Entertainment

Watch Tiffany Haddish Try To Survive A Nightmarish Thanksgiving In 'The Oath' Trailer

by Sophy Ziss
Roadside Flix / YouTube

Nothing is more American than apple pie, except for family drama on a holiday supposedly about togetherness. So, good news: There's a movie about that now.The Oath trailer stars Tiffany Haddish and Ike Barinholtz in a Thanksgiving comedy seemingly engineered just to give viewers a panic attack. It's got all the hits: sparring relatives, politics, a holiday basically built on a lie, and well-meaning parents determined to keep a lid on it all.

The film written and directed by Barinholtz, a writer-actor-comedian that fans will recognize from all kinds of things, whether it be The Mindy Project or Blockers or debates in your group chat of whether he counts as hot or extremely hot. The Oath stars an impressive range of talent, including Haddish, Carrie Brownstein, John Cho, Nora Dunn from Saturday Night Live, and so many more. The studio describes it as a "raw and riotous political comedy for divisive times," but that might be a little too on the nose.

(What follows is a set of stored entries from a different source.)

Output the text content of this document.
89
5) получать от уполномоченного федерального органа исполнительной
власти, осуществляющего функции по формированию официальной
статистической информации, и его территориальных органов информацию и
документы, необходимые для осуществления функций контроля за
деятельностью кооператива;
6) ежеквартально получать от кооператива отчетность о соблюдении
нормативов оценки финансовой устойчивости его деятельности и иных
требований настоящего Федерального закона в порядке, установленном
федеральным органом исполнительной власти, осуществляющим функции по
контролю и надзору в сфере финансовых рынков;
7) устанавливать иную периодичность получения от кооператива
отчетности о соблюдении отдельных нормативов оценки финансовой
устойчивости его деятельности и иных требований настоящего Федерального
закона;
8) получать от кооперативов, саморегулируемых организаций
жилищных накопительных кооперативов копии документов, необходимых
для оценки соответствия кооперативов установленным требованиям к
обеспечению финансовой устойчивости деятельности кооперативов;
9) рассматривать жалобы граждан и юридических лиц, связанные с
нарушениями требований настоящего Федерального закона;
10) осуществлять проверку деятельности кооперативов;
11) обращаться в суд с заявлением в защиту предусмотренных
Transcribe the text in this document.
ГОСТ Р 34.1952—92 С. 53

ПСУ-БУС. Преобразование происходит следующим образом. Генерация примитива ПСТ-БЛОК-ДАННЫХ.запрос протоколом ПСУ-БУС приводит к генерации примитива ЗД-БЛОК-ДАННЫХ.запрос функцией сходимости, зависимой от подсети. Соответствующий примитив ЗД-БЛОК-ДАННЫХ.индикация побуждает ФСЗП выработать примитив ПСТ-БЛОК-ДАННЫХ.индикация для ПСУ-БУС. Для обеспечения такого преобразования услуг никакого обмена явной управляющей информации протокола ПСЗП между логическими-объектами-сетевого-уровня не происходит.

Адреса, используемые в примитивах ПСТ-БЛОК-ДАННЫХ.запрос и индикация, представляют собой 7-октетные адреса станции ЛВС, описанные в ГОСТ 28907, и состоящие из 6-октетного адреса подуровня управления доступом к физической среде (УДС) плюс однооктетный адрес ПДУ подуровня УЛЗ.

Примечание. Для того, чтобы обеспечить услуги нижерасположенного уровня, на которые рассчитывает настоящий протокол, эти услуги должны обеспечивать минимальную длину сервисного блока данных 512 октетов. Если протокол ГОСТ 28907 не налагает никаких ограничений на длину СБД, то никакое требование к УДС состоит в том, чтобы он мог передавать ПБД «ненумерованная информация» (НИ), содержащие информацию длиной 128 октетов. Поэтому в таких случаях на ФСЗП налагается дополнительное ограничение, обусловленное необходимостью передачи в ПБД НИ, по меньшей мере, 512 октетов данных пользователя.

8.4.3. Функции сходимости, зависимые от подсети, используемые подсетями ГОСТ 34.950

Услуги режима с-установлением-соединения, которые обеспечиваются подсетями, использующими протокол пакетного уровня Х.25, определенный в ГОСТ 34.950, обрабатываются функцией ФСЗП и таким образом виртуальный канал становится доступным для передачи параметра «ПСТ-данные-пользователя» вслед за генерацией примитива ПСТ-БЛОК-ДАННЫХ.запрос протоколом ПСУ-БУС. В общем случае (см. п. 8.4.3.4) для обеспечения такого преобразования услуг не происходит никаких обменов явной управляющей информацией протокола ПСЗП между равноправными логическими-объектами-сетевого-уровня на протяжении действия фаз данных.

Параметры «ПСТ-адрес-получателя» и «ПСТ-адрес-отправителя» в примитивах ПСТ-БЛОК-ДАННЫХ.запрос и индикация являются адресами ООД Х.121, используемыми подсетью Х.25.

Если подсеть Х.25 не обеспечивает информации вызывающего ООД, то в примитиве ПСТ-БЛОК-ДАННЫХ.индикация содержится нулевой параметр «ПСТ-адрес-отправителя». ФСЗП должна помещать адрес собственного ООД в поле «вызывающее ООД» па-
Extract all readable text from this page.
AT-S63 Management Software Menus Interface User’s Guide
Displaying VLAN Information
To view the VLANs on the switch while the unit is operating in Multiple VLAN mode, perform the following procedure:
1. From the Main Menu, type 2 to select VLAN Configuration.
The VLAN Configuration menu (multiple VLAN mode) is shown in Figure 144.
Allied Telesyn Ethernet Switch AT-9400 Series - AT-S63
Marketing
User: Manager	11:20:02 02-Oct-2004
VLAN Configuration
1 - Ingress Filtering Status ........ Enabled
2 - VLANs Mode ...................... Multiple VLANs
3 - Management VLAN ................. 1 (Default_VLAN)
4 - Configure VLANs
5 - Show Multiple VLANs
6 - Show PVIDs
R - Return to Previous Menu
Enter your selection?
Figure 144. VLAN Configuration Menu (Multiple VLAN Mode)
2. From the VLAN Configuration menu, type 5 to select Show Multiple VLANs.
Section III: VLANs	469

Anyone that's spent five minutes scrolling Twitter or ten at at an uncomfortable family reunion would know that the line between dark comedy and actual division along political lines has increasingly blurred in the last few years. So for The Oath to really be effective, it needs to show audiences something they haven't seen before.

Though this feels like just a tease of the movie to come, there's a lot packed into the minute long teaser. Including, for some reason, violence? Who would dare tase Haddish during dinner?

The plot description offers more insight into what goes down in the movie:

"A controversial White House policy turns family member against family member in a savagely funny dark comedy about surviving life and Thanksgiving in the age of political tribalism."

It feels a little too real, right? It's almost surprising someone would choose to make a slightly satirical film about those circumstances when most are still very much living with them — and definitely not laughing about it. As for the fictional White House policy? Barinholtz and Haddish's characters "learn that citizens are being asked to sign a loyalty oath to the President" — thus the film title The Oath — and "their reaction is disbelief, followed by idealistic refusal" per Deadline. Enter, of course, the obviously enthusiastic and right-wing members of the family, uncomfortable parents, and so much more.

Oh, and then government agents show up for an undisclosed reason, which feels very much like an echo of the National Lampoon's Vacation series.

The studio describes The Oath as "a gleefully wicked reinvention of the traditional holiday comedy," written specifically for the "divisive political times". Whether that's such a good idea is another story entirely. Will conservative audiences appreciate a potentially cartoonish portrayal? Will more liberal viewers enjoy sitting down for a movie about their own anxieties? Is this a family comedy for families whose kids are all adults, or will it be something folks absentmindedly play on Netflix next year when they're folding a lot of laundry? Maybe a longer trailer will make that a little more clear, but for now our curiosity is definitely piqued.